WASHINGTON, D.C.— U.S. Senator Cynthia Lummis (R-WY) applauded the House Financial Services Committee’s passage of the bipartisan, bicameral Congressional Review Act resolution to overturn the U.S. Securities and Exchange Commission’s (SEC) Staff Accounting Bulletin (SAB) 121 rule.
“SAB 121 has the potential to shake the foundation of essential custody services and increase bankruptcy risks for consumers,” said Lummis. “Before the SEC issued a legally binding directive with widespread implications, it should have solicited feedback from federal banking regulators and the public. This passage out of committee brings us one step closer to reining in the Biden administration’s out of control SEC and protecting Americans’ hard-earned financial assets.”
Earlier this month, Senator Lummis led her colleagues in introducing this resolution after the Government Accountability Office (GAO) confirmed in its October 31, 2023, decision that SAB 121 has legal effect relating to public companies, including banks and trust companies, that have capital requirements tied to accounting standards. The GAO’s decision also underscores that the SEC should have sought public comment prior to issuing this legal requirement.
SAB 121 has serious implications for consumers and banks by confusing the distinction between customer assets and bank assets, threatening the foundation of essential custody services and increasing bankruptcy risk for consumers. Reps. Wiley Nickel (D-NC) and Mike Flood (R-NE) introduced the House version of the CRA resolution.
“Thank you to my colleagues on the committee for advancing the repeal of SAB 121 on a bipartisan basis,” said Rep. Flood. “The SEC issued SAB 121 without conferring with prudential regulators despite the accounting standard’s effects on financial institutions’ treatment of custodial assets, and the SEC issued SAB 121 without going through the notice-and-comment process. In the face of overreach by a regulator, it is the role of Congress to serve as a check. Today’s vote was a key step in rolling back SAB 121, and I look forward to a vote by the full House so we can end SAB 121.”
“Today, Democrats and Republicans on the House Financial Services Committee took an important step to rescind the SEC’s Staff Accounting Bulletin No. 121,” said Rep. Nickel. “SAB 121 prevents well-regulated banks from safeguarding digital assets, making the industry less safe for consumers. It’s past time for us to take action to protect investors and the financial system, encourage innovation, bolster American competitiveness, and restore the role of Congress in the administrative rulemaking process. I thank my colleagues on both sides of the aisle for joining this bipartisan initiative I’m leading with Congressman Flood and look forward to advancing it through the House.”
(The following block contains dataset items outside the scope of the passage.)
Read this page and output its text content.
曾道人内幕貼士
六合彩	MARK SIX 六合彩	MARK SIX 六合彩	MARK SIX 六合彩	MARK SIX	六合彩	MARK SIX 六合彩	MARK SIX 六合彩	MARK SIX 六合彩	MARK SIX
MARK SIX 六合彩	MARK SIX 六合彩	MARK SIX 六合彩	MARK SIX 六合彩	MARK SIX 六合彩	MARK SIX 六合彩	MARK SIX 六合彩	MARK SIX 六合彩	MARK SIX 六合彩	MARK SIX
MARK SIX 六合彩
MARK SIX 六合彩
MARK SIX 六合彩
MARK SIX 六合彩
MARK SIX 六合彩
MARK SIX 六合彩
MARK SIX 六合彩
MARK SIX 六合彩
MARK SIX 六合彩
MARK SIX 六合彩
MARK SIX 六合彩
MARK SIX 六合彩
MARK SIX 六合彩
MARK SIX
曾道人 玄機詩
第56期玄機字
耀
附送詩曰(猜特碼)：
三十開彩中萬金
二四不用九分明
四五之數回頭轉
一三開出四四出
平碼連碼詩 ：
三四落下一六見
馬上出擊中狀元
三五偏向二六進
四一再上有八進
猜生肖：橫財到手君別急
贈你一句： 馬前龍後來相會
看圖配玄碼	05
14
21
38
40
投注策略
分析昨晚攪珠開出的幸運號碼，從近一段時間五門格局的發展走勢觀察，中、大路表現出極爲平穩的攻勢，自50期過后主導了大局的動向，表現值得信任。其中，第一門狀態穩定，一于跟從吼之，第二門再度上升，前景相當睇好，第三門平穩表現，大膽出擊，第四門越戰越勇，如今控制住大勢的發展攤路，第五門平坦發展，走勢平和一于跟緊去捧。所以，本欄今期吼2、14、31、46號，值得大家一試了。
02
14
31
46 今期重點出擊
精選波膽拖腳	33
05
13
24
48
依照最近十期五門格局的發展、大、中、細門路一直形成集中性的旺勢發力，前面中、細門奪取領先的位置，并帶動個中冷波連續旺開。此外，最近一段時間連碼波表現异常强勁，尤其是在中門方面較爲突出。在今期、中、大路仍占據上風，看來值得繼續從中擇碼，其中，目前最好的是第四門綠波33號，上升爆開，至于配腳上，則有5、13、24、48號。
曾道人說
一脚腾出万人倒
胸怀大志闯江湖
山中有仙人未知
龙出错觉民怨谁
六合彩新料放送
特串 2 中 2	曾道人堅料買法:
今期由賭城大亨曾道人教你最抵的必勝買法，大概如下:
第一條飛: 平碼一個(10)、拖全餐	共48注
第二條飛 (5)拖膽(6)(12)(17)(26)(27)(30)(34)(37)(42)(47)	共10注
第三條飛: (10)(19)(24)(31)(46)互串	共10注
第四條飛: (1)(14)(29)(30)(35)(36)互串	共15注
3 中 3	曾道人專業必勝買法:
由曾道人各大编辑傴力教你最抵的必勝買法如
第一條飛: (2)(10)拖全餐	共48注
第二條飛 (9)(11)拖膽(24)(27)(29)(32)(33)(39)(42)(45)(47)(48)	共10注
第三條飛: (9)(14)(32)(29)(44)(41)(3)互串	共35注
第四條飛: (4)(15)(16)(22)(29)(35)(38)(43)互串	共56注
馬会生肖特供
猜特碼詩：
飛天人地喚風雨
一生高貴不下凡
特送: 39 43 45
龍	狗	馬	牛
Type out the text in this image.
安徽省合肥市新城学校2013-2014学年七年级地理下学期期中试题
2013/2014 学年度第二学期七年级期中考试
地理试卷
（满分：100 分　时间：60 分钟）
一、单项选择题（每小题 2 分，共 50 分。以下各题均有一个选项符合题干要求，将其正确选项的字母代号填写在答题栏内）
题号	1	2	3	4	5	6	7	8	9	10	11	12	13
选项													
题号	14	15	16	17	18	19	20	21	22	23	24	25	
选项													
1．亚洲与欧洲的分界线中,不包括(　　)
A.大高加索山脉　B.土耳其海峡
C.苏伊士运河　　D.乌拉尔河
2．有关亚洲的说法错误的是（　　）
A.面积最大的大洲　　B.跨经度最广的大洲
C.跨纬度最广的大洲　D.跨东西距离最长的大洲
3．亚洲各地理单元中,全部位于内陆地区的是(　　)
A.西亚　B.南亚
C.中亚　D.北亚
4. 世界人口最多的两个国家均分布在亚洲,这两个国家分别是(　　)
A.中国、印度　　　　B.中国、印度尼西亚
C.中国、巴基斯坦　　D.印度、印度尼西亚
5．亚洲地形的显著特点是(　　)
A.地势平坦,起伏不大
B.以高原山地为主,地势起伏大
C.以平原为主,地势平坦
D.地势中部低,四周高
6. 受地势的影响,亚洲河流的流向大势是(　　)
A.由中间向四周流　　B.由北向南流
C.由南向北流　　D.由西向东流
In November, Lummis, Nickel and Flood sent a letter alongside Sen. Kirsten Gillibrand (D-NY) and Reps. Patrick McHenry (R-NC), French Hill (R-AR) and Ritchie Torres (D-NY) to the Federal Reserve, the Federal Deposit Insurance Corporation, the Office of the Currency and the National Credit Union Administration (prudential regulators) urging them to clarify that SAB 121 is not enforceable after the GAO found that it is a rule for purposes of the Congressional Review Act.
In March 2023, Lummis and McHenry sent a letter to the prudential regulators seeking clarification on SAB 121.